Segundo Bakhtin, a noção que temos do corpo exterior determina a ideia do corpo interior e assim reciprocamente. O homem percebe e participa do mundo por meio da relação entre corpo exterior e corpo interior. O que determina a particularidade de uma cultura são, entre outras coisas, essas relações perceptivas complexas, nas quais o corpo interior se impõe e, ao mesmo tempo, sofre imposição do corpo exterior.

 

As várias faces de Cristo

Destacamos alguns textos visuais e sincréticos - pinturas e propagandas publicitárias - que retratam a figura de Jesus Cristo. Foram escolhidas imagens de diversos períodos históricos da cultura ocidental propositalmente, para demonstrar que a caracterização da figura de Cristo está vinculada a sua produção sócio-histórica. As diferenças nos elementos que caracterizam Cristo em cada imagem estão ligadas ao universo cultural no qual os discursos foram produzidos. Os valores de uma determinada cultura interferem na sua compreensão do cristianismo, assim como o cristianismo interfere nos valores da cultura que o acolhe.

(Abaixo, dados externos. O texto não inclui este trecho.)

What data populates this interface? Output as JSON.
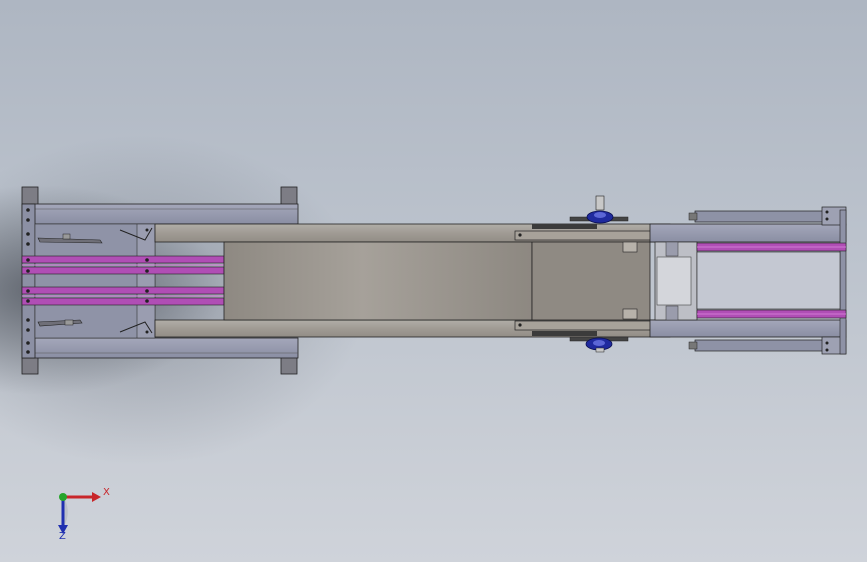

Este mosaico foi produzido no primeiro século após a instituição do cristianismo como religião oficial do Império Romano pelo imperador Constantino. Cristo segura um texto em latim cuja tradução é "Eu sou o caminho, a verdade e a vida" e é representado como um guerreiro que veste os trajes de legionário romano. A cultura romana se apropria dessa personagem da tradição judaica, cuja origem é a cultura oriental, e a representa com elementos próprios dos romanos, que são uma cultura ocidental. As primeiras figuras romanas de Cristo não têm barba porque a tradição romana costumava identificá-lo ao imperador que, geralmente, não usava barba. A sociedade pagã romana valorizava a figura do herói épico, por isso, nesse mosaico, Cristo assume os valores da cultura que o representa e o tema é o da militância. Cristo é representado como um guerreiro vencedor, pois ele é capaz de subjugar a figura do leão e da serpente (essas figuras são pejorativas tanto nos mitos hebraicos quanto nos mitos greco-romanos: a serpente é a sedutora que introduz o pecado original e tanto Sansão, herói judeu, quanto Hércules, herói greco-romano, lutam contra o leão). É interessante notar nesse mosaico que a cultura que, segundo os textos religiosos, crucificou Cristo, não o representa crucificado. Jesus segura a cruz como uma arma (uma lança, talvez), assim, a cruz não é usada para "subjugá-lo" mas pode ser usada por ele para vencer os inimigos.

Figura 1

Figura 1 - Mosaico romano do século V (Hadas, 1969, p. 186).

Figura 2

Figura 2 - A coroação de espinhos (Bosch, 1968, p. 9).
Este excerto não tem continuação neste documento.